MySQL Table-level Sync

tip

This feature is supported since version 4.1.0.

Overview

Table-level Sync is implemented via Job + CDC Stream TVF, targeting an existing Doris table (INSERT INTO tbl SELECT * FROM cdc_stream(...)). It leverages Doris SQL to support column mapping, filtering and data transformation, with exactly-once semantics. Suitable for real-time sync scenarios that require data processing.

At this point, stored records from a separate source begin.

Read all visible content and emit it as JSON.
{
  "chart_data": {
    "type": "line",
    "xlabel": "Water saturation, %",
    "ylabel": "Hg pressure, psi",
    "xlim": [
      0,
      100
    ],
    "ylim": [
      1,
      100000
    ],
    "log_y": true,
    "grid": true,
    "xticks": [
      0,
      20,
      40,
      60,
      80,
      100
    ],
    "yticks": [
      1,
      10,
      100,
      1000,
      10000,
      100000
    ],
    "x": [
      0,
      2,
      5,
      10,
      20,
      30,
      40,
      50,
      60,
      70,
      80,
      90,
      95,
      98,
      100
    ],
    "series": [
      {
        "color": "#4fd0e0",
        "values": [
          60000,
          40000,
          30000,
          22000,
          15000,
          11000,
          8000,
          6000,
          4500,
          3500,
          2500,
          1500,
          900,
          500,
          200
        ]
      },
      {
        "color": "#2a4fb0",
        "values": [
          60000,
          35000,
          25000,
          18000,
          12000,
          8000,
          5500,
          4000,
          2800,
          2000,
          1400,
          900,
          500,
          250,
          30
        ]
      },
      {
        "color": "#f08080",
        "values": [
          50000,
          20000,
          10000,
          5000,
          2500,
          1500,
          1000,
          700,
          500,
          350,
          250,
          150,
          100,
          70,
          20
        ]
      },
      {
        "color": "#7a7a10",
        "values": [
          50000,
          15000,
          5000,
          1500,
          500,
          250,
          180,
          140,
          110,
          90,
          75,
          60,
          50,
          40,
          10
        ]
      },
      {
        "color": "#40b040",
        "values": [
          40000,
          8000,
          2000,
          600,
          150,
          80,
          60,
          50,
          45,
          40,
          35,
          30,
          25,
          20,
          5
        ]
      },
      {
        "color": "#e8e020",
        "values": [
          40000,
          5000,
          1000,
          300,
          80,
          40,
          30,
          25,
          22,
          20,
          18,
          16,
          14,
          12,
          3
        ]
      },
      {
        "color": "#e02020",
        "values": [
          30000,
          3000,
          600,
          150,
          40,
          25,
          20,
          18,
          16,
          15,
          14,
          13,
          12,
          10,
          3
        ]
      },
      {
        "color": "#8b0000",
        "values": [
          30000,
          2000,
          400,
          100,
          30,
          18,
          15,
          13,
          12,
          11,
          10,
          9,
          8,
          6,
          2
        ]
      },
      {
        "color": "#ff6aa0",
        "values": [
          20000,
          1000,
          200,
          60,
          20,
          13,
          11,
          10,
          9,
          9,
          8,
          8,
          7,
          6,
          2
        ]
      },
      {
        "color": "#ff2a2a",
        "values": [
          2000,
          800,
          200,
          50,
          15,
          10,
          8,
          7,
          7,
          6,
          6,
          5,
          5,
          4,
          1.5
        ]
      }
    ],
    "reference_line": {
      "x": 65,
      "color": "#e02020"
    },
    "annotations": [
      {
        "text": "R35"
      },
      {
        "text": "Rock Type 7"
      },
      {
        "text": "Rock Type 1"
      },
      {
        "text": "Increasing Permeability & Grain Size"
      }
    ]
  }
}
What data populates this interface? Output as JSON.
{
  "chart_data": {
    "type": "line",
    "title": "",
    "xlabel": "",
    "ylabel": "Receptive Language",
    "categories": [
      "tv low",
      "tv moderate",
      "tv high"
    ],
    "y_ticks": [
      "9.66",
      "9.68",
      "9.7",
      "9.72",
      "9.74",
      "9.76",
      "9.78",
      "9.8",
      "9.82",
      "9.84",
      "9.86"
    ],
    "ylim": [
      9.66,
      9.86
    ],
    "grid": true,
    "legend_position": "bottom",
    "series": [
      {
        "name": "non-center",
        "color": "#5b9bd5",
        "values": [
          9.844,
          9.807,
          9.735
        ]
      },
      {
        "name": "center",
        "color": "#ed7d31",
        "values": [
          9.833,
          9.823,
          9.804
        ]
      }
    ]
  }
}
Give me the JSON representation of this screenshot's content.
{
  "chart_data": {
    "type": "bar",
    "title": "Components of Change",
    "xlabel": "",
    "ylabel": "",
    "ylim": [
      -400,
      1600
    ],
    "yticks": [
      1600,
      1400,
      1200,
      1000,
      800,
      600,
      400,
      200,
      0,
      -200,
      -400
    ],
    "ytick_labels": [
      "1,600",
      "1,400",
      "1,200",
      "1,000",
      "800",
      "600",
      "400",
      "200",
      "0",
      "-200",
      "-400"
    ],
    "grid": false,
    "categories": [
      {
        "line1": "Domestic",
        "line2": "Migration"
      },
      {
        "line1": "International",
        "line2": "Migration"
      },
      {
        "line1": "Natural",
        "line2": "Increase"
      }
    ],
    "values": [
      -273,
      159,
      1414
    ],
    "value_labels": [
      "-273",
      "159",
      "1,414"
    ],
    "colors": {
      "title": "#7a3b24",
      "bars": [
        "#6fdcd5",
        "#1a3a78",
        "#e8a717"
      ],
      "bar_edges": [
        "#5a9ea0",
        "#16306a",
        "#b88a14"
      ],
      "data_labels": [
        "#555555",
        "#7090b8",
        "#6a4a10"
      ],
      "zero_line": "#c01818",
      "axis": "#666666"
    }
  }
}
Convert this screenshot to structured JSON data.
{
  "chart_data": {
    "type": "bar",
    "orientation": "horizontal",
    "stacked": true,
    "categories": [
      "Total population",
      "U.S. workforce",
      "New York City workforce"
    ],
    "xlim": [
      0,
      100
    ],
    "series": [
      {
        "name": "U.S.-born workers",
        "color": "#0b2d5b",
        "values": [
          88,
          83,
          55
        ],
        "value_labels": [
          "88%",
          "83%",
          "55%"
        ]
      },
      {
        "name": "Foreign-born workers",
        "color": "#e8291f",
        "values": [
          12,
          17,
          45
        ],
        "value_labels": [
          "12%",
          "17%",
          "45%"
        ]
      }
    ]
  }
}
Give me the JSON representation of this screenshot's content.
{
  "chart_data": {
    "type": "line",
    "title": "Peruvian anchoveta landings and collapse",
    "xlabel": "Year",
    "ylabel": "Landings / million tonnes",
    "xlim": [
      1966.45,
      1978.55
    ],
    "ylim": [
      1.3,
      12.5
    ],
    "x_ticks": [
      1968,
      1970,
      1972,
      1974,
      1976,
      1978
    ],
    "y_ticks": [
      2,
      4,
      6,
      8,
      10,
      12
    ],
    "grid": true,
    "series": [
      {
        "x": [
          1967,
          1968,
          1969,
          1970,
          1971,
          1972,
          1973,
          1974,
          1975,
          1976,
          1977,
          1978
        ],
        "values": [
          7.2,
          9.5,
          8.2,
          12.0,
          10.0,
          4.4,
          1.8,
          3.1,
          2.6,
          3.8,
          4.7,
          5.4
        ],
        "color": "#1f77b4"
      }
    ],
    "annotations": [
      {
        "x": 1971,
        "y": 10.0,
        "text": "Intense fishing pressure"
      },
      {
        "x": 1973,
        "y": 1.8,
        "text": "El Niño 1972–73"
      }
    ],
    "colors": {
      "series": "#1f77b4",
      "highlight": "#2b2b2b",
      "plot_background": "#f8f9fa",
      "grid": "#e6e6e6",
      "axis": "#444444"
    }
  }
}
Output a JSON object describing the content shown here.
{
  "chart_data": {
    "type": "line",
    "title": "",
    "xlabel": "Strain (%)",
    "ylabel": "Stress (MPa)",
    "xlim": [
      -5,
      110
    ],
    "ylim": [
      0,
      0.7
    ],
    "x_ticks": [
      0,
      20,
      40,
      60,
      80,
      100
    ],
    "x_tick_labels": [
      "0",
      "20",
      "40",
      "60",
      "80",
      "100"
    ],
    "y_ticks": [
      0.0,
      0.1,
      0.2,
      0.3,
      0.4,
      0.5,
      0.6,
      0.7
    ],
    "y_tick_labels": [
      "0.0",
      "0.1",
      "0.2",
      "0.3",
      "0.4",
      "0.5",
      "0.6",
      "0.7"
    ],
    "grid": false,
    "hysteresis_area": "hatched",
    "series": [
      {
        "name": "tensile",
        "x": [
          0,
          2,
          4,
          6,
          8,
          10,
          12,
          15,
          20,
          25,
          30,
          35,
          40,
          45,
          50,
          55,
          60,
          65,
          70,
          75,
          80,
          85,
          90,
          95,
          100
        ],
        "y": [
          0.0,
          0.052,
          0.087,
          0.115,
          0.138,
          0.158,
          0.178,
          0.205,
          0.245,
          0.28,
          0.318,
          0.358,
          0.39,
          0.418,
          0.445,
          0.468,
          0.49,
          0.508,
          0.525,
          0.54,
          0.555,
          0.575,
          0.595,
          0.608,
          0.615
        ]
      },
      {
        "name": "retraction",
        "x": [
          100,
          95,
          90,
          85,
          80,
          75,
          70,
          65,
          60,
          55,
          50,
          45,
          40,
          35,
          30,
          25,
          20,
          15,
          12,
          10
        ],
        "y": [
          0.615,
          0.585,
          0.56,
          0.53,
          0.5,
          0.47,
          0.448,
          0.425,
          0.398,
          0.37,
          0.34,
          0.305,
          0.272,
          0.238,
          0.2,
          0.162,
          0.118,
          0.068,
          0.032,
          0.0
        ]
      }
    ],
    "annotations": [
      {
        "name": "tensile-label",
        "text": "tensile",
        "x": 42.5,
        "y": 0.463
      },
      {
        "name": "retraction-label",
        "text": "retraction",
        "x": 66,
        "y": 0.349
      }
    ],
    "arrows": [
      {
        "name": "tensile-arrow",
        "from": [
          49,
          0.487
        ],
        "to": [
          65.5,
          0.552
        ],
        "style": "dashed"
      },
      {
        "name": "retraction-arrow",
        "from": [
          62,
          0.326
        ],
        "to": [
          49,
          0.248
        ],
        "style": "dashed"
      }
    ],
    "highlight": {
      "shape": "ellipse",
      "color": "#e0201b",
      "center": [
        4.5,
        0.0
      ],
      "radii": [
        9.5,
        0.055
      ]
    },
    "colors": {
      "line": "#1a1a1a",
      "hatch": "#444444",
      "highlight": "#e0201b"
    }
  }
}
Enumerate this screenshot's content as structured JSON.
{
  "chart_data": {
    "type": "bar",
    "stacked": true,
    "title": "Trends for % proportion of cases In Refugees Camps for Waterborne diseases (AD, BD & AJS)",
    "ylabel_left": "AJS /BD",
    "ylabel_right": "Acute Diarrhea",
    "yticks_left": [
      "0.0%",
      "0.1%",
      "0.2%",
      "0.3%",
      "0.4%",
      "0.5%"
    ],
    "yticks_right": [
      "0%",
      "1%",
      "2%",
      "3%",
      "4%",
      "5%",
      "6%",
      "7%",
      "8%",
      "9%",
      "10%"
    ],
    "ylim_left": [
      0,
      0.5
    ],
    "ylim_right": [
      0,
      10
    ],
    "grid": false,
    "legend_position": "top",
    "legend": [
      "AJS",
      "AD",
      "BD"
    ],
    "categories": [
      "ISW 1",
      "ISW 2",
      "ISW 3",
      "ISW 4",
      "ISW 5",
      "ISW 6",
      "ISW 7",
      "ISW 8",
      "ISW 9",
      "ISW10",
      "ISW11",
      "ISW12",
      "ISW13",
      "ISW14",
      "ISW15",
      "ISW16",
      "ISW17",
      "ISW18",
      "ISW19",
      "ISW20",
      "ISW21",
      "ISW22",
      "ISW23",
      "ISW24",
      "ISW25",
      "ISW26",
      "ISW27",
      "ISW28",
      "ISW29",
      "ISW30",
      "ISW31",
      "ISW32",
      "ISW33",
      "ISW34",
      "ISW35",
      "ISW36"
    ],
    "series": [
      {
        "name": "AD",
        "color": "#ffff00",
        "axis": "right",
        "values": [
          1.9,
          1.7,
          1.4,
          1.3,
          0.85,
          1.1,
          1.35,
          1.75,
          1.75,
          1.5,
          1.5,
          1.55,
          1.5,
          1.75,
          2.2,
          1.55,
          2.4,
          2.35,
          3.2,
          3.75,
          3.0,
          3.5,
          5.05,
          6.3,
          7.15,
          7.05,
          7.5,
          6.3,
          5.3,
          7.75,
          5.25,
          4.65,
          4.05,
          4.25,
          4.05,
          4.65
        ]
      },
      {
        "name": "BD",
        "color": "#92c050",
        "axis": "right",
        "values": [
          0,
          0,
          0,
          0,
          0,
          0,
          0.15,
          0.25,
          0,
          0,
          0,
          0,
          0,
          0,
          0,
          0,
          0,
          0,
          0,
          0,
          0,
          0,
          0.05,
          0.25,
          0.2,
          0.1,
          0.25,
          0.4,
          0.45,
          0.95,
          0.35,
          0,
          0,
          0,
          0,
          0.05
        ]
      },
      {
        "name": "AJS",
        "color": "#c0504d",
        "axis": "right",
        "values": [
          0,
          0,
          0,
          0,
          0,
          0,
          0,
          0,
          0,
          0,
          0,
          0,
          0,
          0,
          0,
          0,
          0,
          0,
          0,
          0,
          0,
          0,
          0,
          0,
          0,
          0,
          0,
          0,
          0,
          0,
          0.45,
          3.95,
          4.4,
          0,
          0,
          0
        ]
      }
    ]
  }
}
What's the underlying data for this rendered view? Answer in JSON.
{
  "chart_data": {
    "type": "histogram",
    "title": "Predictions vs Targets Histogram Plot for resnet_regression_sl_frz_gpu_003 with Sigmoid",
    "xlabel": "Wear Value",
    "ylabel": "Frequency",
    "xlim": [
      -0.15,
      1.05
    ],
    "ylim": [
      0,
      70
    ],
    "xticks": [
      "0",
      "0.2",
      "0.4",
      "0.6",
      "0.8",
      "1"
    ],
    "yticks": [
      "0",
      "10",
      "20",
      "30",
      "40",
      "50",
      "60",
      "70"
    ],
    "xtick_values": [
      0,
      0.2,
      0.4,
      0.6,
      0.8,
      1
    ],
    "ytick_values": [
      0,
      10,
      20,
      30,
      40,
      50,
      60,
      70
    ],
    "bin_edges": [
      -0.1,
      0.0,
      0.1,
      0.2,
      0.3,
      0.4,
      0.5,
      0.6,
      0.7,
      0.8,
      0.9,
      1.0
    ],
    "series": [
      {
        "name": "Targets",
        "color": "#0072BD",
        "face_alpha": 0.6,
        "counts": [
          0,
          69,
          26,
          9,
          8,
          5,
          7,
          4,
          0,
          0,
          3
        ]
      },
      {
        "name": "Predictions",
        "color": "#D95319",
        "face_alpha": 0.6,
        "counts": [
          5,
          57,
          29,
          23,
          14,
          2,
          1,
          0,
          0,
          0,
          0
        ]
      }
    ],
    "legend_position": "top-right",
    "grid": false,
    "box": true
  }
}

By integrating Flink CDC, Doris reads change logs (Binlog) from MySQL, enabling full + incremental sync from the source table to the target table. If you prefer Doris to auto-create downstream tables or sync a group of tables at the database granularity, see MySQL Database-level Sync.

Notes:

  1. Supports exactly-once semantics.
  2. Currently only primary key tables are supported for synchronization.
  3. LOAD privilege is required.
  4. Binlog must be enabled on the MySQL side. See the Setup Guide.

Quick Start

Creating an Import Job

Use CREATE STREAMING JOB to create a continuous import job:

CREATE JOB mysql_single_sync
ON STREAMING
DO
INSERT INTO db1.tbl1
SELECT * FROM cdc_stream(
"type" = "mysql",
"jdbc_url" = "jdbc:mysql://127.0.0.1:3306",
"driver_url" = "mysql-connector-java-8.0.25.jar",
"driver_class" = "com.mysql.cj.jdbc.Driver",
"user" = "root",
"password" = "123456",
"database" = "source_db",
"table" = "source_table",
"offset" = "initial"
)

Check Import Status

select * from jobs("type"="insert") where ExecuteType = "STREAMING";

For more common operations (pause, resume, delete, check Task, etc.), see Continuous Load Overview.

Source Parameters

ParameterDefaultDescription
type-Data source type, set to mysql
jdbc_url-MySQL JDBC connection string
driver_url-JDBC driver jar path. Supports file name, local absolute path, and HTTP URL. See JDBC Catalog Overview for details.
driver_class-JDBC driver class name
user-Database username
password-Database password
database-Database name
table-Table name to synchronize
offsetinitialinitial: full + incremental sync, latest: incremental only
snapshot_split_size8096Split size (in rows). During full sync, the table is divided into multiple splits
snapshot_parallelism1Parallelism during full sync phase, i.e., max splits per task

Import Configuration Parameters

ParameterDefaultDescription
session.*-Supports all session variables in job_properties. See Insert Into Select for import variables

For more common parameters (such as max_interval), see Continuous Load Overview.